中央総武線水道橋駅を東口で降り、城山通りを南下し靖國通りに向かい歩くこと約10分、目的の場所であるSmile Squadの事務所が見えて来た。高木社長に許可を取りすぐさまSmile Squadに連絡を取ったところ、細かい手続きはいらないから、とにかく事務所を訪れSmile Squadの社長に直接許可を取って欲しいとのことだった。
 そういうわけで俺と雪歩は、神田神保町にあるSmile Squadを訪れたのだった。
「あぅ、スゴイ音ですぅ……」
 Smile Squadの中に入ると、軽快な音が反響し合い、怒号のような唸りをあげていた。
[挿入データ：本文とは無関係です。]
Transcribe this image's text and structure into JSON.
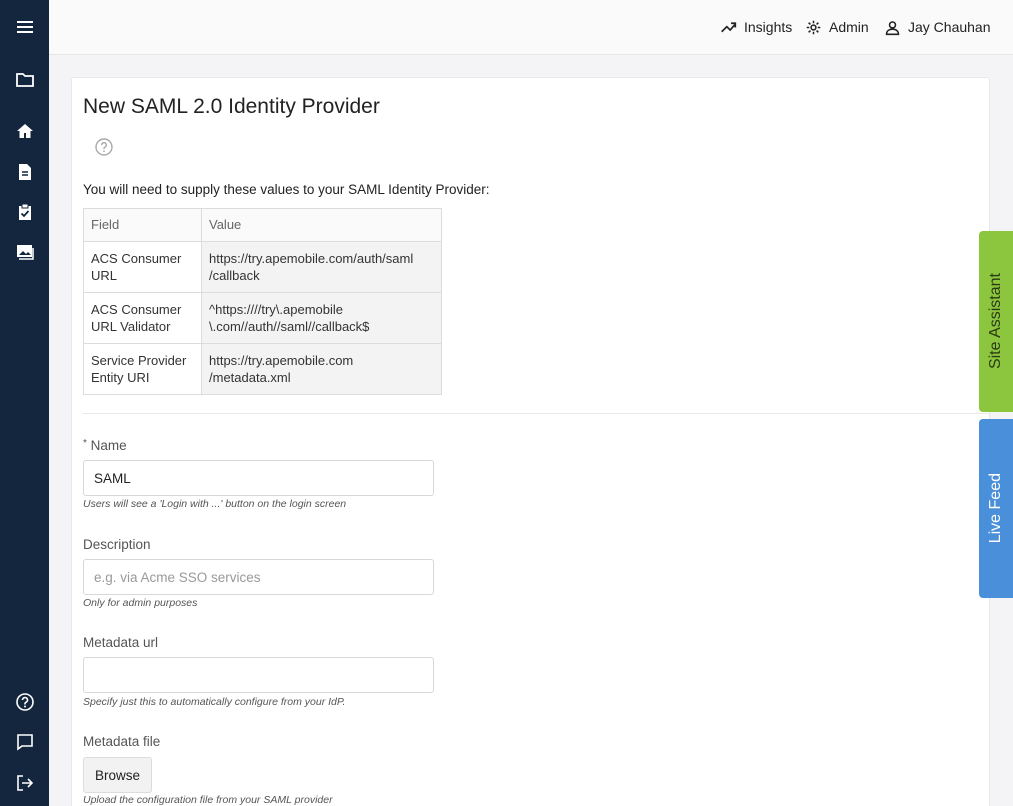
{
  "sidebar": {
    "items": [
      {
        "icon": "menu-icon"
      },
      {
        "icon": "folder-icon"
      },
      {
        "icon": "home-icon"
      },
      {
        "icon": "document-icon"
      },
      {
        "icon": "clipboard-check-icon"
      },
      {
        "icon": "images-icon"
      },
      {
        "icon": "help-circle-icon"
      },
      {
        "icon": "chat-icon"
      },
      {
        "icon": "logout-icon"
      }
    ]
  },
  "topbar": {
    "insights": "Insights",
    "admin": "Admin",
    "user": "Jay Chauhan"
  },
  "page": {
    "title": "New SAML 2.0 Identity Provider",
    "intro": "You will need to supply these values to your SAML Identity Provider:"
  },
  "table": {
    "headers": {
      "field": "Field",
      "value": "Value"
    },
    "rows": [
      {
        "field_l1": "ACS Consumer",
        "field_l2": "URL",
        "value_l1": "https://try.apemobile.com/auth/saml",
        "value_l2": "/callback"
      },
      {
        "field_l1": "ACS Consumer",
        "field_l2": "URL Validator",
        "value_l1": "^https:////try\\.apemobile",
        "value_l2": "\\.com//auth//saml//callback$"
      },
      {
        "field_l1": "Service Provider",
        "field_l2": "Entity URI",
        "value_l1": "https://try.apemobile.com",
        "value_l2": "/metadata.xml"
      }
    ]
  },
  "form": {
    "name": {
      "required_mark": "*",
      "label": "Name",
      "value": "SAML",
      "help": "Users will see a 'Login with ...' button on the login screen"
    },
    "description": {
      "label": "Description",
      "value": "",
      "placeholder": "e.g. via Acme SSO services",
      "help": "Only for admin purposes"
    },
    "metadata_url": {
      "label": "Metadata url",
      "value": "",
      "help": "Specify just this to automatically configure from your IdP."
    },
    "metadata_file": {
      "label": "Metadata file",
      "button": "Browse",
      "help": "Upload the configuration file from your SAML provider"
    }
  },
  "side_tabs": {
    "site_assistant": "Site Assistant",
    "live_feed": "Live Feed"
  },
  "colors": {
    "sidebar": "#14253e",
    "site_assistant_tab": "#8cc63f",
    "live_feed_tab": "#4a8fd9"
  }
}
あまりの音の高さに、雪歩は思わず耳を塞いでしまう。
 男の俺にとっては心地の良いゲーセンの音だが、ゲーセンで遊んだことがないであろう雪歩にとっては、うるさいだけの場所かもしれないな。
 Smile Squadの事務所があるビルは、1階がゲーセン、2階がカラオケ、3階が事務所という構図になっている。1,2階のアミューズメント施設もSmile Squadの直営らしく、魔王エンジェルがブレイクし芸能部門の業績が著しく向上した後も、Smile Squadの貴重な収入源とのことだった。
「おっ、随分とまた懐かしい物が置いてあるな」
 店内をグルグルと見回しながら3階へ上がる階段を探す。そんな中、俺の目に入って来た珍しいゲームがあった。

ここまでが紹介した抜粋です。